Chapter 1 of Generous Justice starts with, what was for me, a new understanding of righteousness. One that is revolutionary to how we read the Bible. Keller talks about how “righteousness” in the Bible means living in a right relationship with God and with our fellow humans. Righteousness is not simply following a set of rules and commandments, but a way of life. It is a way of living that should invade and seep into every area of life.
How differently might we live our lives if we begin to read ‘righteousness’ in this new light? No longer is our “10%” good enough, our year end donations for tax credit seem like a cop-out. Keller says, “In the Scripture, gifts to the poor are called ‘acts of righteousness,’ as in Matthew 6:1-2.” Therefore, according to Keller, not giving to the poor is an act of “unrighteousness, a violation of God’s law.” How would we view the homeless man we pass on the street if we thought that just walking by and ignoring him would be a violation of God’s law, and an act of unrighteousness?
Now I understand we can’t help every person we see in need every day (for some in big cities you might never make it from the subway to your office). But I think this should make us stop and evaluate how we are spending our time, money, and resources to help those around us. Maybe the money you have been saving up for that nice new car could be used instead to help feed, clothe, and shelter a family in need. What a greater reward that would be, rather than a new car or the latest smart phone.
Reading through this chapter was tough for me. Not because Keller used big words or the concepts were particularly hard to understand, but because the ideas cut me to my core. How many times had I frivolously spent money on something I didn’t need or felt a nudge to offer dinner to someone on the street and ignored them? More times than I care to admit. The worst part is, I had not even gotten to the most convicting part of the chapter yet…
In the final part of the chapter, Keller quotes the following passage from Ezekiel 18:7: “He does not commit robbery but gives his food to the hungry and provides clothing for the naked.” Keller points out that in this passage, the text compares not providing food to the hungry and clothing to the naked as robbery.
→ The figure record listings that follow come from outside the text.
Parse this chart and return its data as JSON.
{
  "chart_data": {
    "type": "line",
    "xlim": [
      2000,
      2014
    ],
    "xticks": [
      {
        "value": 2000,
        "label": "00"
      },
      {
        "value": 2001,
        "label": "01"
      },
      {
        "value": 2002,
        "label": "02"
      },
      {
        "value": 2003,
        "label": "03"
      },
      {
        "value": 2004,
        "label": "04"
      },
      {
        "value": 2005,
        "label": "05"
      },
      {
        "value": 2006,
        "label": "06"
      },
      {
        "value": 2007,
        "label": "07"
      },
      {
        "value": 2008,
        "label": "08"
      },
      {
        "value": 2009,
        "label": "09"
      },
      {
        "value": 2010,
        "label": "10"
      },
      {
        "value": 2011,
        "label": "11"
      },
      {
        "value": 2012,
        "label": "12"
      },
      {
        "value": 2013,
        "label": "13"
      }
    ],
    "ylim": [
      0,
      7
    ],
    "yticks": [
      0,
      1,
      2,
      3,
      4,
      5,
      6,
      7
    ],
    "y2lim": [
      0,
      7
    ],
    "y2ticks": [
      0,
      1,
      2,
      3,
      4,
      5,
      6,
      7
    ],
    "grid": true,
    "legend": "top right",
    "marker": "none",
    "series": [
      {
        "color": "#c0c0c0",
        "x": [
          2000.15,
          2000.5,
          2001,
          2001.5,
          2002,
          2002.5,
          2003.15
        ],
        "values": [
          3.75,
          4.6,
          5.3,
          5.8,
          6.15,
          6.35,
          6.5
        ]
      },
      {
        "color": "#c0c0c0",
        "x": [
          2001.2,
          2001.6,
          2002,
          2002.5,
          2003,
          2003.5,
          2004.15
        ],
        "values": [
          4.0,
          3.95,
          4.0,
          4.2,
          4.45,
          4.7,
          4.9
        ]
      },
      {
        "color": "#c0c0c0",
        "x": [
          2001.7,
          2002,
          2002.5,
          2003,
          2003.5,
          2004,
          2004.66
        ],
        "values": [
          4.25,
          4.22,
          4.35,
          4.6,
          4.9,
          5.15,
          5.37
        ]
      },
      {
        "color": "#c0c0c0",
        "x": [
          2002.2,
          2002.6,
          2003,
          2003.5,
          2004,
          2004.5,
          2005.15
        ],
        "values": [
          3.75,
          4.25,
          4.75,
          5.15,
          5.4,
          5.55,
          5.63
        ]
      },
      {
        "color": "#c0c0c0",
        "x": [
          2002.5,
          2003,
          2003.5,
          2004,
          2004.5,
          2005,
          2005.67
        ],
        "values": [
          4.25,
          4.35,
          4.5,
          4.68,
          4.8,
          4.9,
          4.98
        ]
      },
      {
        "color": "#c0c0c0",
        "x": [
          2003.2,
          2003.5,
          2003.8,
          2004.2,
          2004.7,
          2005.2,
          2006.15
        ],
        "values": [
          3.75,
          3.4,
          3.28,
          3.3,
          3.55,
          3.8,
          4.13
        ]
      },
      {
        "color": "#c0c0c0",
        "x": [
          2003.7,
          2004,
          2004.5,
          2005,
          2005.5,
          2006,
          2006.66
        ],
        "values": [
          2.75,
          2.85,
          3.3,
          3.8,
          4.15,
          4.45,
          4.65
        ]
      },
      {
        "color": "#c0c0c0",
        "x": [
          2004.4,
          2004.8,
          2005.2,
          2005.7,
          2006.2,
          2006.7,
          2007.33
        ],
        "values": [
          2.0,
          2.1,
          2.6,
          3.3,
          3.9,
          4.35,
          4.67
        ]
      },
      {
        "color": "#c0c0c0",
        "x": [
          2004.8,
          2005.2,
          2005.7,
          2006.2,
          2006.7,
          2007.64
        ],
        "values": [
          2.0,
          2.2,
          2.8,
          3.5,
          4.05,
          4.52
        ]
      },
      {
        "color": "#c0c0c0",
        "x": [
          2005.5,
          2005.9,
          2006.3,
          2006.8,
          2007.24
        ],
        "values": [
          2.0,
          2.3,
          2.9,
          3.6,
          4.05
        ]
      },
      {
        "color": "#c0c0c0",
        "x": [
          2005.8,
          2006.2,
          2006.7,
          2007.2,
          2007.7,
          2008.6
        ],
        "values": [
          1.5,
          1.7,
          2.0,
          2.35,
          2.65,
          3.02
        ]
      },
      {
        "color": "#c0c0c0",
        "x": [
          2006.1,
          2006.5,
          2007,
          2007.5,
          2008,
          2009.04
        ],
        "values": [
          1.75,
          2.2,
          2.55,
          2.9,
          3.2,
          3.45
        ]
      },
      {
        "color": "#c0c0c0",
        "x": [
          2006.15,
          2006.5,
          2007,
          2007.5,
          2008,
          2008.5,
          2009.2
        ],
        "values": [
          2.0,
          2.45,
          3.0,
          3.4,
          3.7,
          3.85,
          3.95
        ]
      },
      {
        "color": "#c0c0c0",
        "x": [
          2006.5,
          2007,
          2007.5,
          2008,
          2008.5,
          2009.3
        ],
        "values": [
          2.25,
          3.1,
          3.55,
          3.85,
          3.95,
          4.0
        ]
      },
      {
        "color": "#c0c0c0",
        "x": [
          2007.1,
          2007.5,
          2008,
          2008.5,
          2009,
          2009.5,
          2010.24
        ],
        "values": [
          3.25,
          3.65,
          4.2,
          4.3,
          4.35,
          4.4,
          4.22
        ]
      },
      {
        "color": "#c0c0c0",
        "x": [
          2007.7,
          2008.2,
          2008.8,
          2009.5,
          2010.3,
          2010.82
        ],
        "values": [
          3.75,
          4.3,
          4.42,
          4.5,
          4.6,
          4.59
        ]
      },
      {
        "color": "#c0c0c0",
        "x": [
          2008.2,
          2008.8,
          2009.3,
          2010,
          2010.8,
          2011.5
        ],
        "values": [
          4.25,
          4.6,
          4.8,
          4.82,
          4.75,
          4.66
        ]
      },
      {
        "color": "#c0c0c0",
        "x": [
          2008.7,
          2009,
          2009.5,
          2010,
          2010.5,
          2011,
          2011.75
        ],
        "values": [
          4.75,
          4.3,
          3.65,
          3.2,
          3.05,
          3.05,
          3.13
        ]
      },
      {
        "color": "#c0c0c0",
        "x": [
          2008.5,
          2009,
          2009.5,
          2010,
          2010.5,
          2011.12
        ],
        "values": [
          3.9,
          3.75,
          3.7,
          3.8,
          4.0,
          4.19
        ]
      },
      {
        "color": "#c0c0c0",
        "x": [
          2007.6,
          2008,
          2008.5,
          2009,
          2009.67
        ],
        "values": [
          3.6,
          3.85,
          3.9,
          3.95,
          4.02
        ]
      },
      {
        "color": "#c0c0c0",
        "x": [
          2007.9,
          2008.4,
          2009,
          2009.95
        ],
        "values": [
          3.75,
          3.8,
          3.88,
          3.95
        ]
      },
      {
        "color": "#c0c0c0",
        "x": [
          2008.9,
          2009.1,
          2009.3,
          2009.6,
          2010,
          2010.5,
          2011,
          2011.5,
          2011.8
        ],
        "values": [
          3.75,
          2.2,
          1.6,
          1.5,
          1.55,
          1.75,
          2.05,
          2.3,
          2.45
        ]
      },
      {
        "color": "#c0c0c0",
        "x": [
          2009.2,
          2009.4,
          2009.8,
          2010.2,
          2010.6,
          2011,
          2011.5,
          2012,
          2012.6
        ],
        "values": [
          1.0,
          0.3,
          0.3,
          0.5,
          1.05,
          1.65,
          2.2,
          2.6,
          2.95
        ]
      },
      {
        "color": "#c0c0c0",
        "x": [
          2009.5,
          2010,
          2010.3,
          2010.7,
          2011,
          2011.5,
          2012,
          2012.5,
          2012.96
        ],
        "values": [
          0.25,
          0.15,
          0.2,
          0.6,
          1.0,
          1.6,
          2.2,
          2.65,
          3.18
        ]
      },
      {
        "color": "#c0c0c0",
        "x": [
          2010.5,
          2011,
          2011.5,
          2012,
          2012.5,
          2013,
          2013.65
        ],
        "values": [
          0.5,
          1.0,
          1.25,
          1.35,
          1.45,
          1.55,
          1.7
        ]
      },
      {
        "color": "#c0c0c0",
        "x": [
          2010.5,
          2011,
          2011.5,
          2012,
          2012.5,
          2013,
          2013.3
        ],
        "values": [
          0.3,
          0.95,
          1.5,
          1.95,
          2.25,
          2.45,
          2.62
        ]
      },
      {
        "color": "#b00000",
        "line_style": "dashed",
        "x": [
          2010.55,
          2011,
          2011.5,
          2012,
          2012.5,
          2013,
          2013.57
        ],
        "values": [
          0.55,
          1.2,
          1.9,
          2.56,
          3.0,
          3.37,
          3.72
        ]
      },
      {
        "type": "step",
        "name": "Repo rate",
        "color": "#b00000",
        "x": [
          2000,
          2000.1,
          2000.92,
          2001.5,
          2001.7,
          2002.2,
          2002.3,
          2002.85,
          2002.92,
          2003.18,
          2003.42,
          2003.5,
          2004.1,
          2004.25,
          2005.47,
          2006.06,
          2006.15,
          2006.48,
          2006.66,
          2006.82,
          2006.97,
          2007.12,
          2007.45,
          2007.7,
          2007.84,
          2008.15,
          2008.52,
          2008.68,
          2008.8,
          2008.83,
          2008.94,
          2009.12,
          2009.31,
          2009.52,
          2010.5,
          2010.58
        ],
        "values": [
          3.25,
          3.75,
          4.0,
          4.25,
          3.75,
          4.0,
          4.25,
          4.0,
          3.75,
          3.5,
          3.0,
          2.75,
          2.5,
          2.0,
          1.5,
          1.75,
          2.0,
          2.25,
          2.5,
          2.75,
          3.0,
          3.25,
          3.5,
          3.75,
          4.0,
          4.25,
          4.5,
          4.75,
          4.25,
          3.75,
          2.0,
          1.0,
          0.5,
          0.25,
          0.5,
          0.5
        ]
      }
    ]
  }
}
Robbery! The Bible tells us, and I’m sure we have heard it over and over in sermons that what we have is not our own, but God’s. Yet over and over again we treat it as our own. We treat it as though, no matter how hard we have worked for it, we have somehow earned it without God’s grace. Who are we to judge who is worthy of our help? Were we not rescued from the depths and depravity of our own sin when we deserved nothing more than damnation?
It so easy for us to try and separate our spiritual lives with our physical lives. We don’t want to go out of our way to help people we don’t know or might feel uncomfortable around. We like spending money on ourselves, not so much on the stranger in need. We too often want to see spiritual and physical lives as completely different things, when really the living of our physical lives should mirror our spiritual lives. I think Keller sums it up best when he says, “Nevertheless, if you are trying to live a life in accordance with the Bible, the concept and call to justice are inescapable. We do justice when we give all human beings their due as creations of God.”